Der Friesische Klootschießerverband (FKV) hat gemeisam mit den anderen nationalen Friesensport-Verbänden einen bedeutenden Schritt in Richtung Gleichberechtigung gemacht: Künftig dürfen auch Frauenmannschaften bei den Deutschen Meisterschaften mit fünf Werferinnen plus Ersatzwerferin an den Start gehen.

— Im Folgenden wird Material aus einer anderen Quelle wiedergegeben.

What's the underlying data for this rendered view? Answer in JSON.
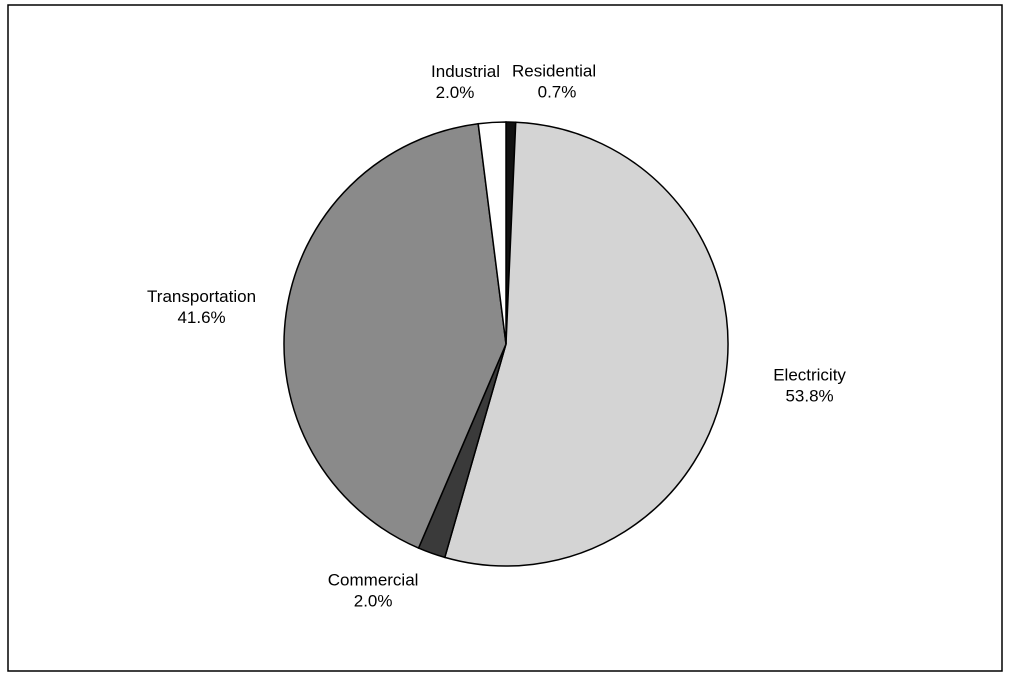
{
  "chart_data": {
    "type": "pie",
    "categories": [
      "Residential",
      "Electricity",
      "Commercial",
      "Transportation",
      "Industrial"
    ],
    "values": [
      0.7,
      53.8,
      2.0,
      41.6,
      2.0
    ],
    "value_labels": [
      "0.7%",
      "53.8%",
      "2.0%",
      "41.6%",
      "2.0%"
    ],
    "colors": [
      "#111111",
      "#d4d4d4",
      "#3a3a3a",
      "#8a8a8a",
      "#ffffff"
    ]
  }
}
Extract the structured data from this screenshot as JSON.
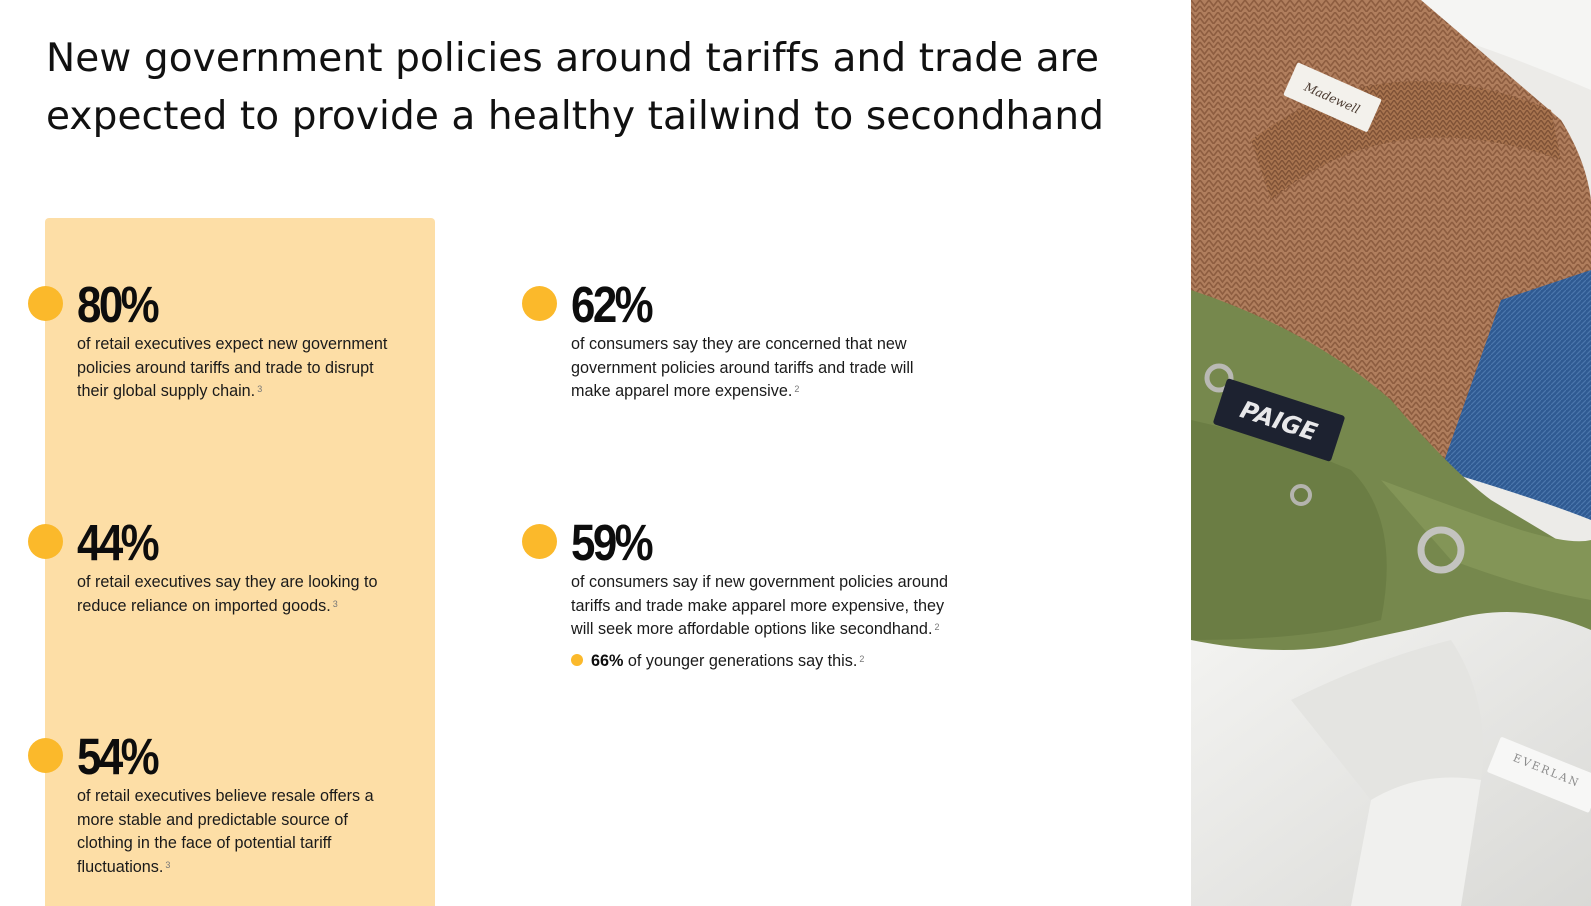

Der Vorschlag wurde vom Landesverband Schleswig-Holstein eingebracht und gilt ab sofort und somit auch schon für die kommenden Deutschen Meisterschaften in Wesselburen. Damit ziehen die Verbände mit den Regelungen im Männerbereich gleich und setzen ein klares Zeichen für faire Wettbewerbsbedingungen im Friesensport.
Der Fokus richtet sich nun auf das dritte und entscheidende Qualifikationswerfen am kommenden Samstag auf dem Segelflugplatz in Bohlenbergerfeld. Dort kämpfen mehrere Athleten und Athletinnen um die letzten Startplätze für die Deutschen Meisterschaften.
Die Ausgangslage verspricht Hochspannung: Während einige Akteure ihre Tickets bereits gelöst haben, geht es für andere um die letzte Chance, sich für den FKV-Kader zu empfehlen.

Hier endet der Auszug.